Yet - while these suburbs were potential goldmines for untapped equity - Wilson suspected such financially savvy owners also knew how to best unlock their home's equity.
Wilson said cheaper suburbs tended to be popular with first-home buyers and investors and so resell more often.
It meant home owners in these areas typically had not had time to build up as much equity.
Yet among suburbs with median values below $700,000 and less frequent churn rates, Papatoetoe, Papakura, Clover Park, Eden Terrace and Wellsford were those with the biggest value gains.
Yet Wellsford values had jumped a healthy $220,000 in five years, it didn't mean it was necessarily a good idea for home owners to use their equity to upsize to a bigger home, Bayleys agent Andrew Rumble said.
"People will say things like 'hell, we paid $300,000 four years ago and now it's worth $500,000'," he said.
"It kind of gobsmacks them, but the downside is that it means 'we can't afford to move because if we sell it whatever we're going to buy is now over-priced'."

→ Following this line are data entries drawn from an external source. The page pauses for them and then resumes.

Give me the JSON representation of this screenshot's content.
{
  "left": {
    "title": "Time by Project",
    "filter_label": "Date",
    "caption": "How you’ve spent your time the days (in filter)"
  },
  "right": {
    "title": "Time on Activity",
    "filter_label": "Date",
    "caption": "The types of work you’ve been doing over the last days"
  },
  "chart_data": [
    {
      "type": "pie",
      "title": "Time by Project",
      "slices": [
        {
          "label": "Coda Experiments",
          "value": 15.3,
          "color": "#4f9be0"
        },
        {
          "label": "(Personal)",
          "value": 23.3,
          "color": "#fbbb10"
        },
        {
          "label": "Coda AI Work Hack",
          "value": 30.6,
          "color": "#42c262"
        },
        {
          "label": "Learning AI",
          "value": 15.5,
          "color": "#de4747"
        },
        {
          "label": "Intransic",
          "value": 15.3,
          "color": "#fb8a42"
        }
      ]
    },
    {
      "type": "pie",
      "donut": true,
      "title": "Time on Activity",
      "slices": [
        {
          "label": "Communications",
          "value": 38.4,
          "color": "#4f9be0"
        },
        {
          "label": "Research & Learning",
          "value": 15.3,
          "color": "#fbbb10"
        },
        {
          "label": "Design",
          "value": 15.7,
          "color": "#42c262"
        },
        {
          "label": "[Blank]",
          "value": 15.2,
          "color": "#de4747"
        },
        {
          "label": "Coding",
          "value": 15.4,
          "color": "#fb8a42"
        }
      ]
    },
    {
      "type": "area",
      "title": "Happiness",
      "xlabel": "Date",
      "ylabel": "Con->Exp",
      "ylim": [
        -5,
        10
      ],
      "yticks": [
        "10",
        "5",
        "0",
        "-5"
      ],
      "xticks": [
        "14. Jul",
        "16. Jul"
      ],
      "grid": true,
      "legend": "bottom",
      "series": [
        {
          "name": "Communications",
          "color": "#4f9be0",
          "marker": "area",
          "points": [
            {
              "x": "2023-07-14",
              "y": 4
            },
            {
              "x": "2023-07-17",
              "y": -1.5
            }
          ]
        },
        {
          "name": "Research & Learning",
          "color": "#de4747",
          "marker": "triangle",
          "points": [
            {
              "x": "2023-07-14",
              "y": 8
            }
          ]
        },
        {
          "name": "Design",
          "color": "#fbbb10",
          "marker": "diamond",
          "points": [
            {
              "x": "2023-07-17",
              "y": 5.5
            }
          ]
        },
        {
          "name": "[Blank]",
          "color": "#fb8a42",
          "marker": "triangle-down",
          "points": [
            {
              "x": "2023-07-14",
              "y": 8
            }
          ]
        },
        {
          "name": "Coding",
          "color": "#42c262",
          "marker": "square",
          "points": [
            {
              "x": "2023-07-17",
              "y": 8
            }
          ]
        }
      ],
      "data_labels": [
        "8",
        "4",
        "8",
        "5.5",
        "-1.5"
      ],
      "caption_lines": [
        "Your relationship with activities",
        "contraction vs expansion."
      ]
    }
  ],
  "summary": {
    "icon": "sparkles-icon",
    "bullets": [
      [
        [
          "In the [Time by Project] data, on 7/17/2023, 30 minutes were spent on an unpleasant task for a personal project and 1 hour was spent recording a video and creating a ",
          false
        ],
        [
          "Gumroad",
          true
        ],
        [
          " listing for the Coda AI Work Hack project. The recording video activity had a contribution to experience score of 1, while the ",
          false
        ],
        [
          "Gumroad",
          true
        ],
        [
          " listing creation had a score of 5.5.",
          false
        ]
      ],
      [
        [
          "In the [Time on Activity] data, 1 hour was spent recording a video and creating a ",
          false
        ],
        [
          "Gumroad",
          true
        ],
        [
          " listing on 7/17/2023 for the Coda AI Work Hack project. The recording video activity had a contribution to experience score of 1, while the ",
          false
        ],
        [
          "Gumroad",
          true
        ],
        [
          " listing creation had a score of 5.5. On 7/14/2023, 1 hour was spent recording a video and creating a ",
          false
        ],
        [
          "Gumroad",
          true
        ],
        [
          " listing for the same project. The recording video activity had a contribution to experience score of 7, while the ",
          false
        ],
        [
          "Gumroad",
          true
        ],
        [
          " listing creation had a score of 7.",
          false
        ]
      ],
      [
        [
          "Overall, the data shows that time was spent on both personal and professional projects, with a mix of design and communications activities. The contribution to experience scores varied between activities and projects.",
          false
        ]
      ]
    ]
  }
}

Sharon Zollner, chief economist for the ANZ, also cautioned people to think about how they would spend their "wins" from property equity.
She said not only was it so expensive to buy another property but investments were also delivering low returns.
"Everyone, from someone who's got a $20,000 term deposit up to fund managers managing billions, are all facing variations of the same thing, which is 'where on earth do I put my money'," she said.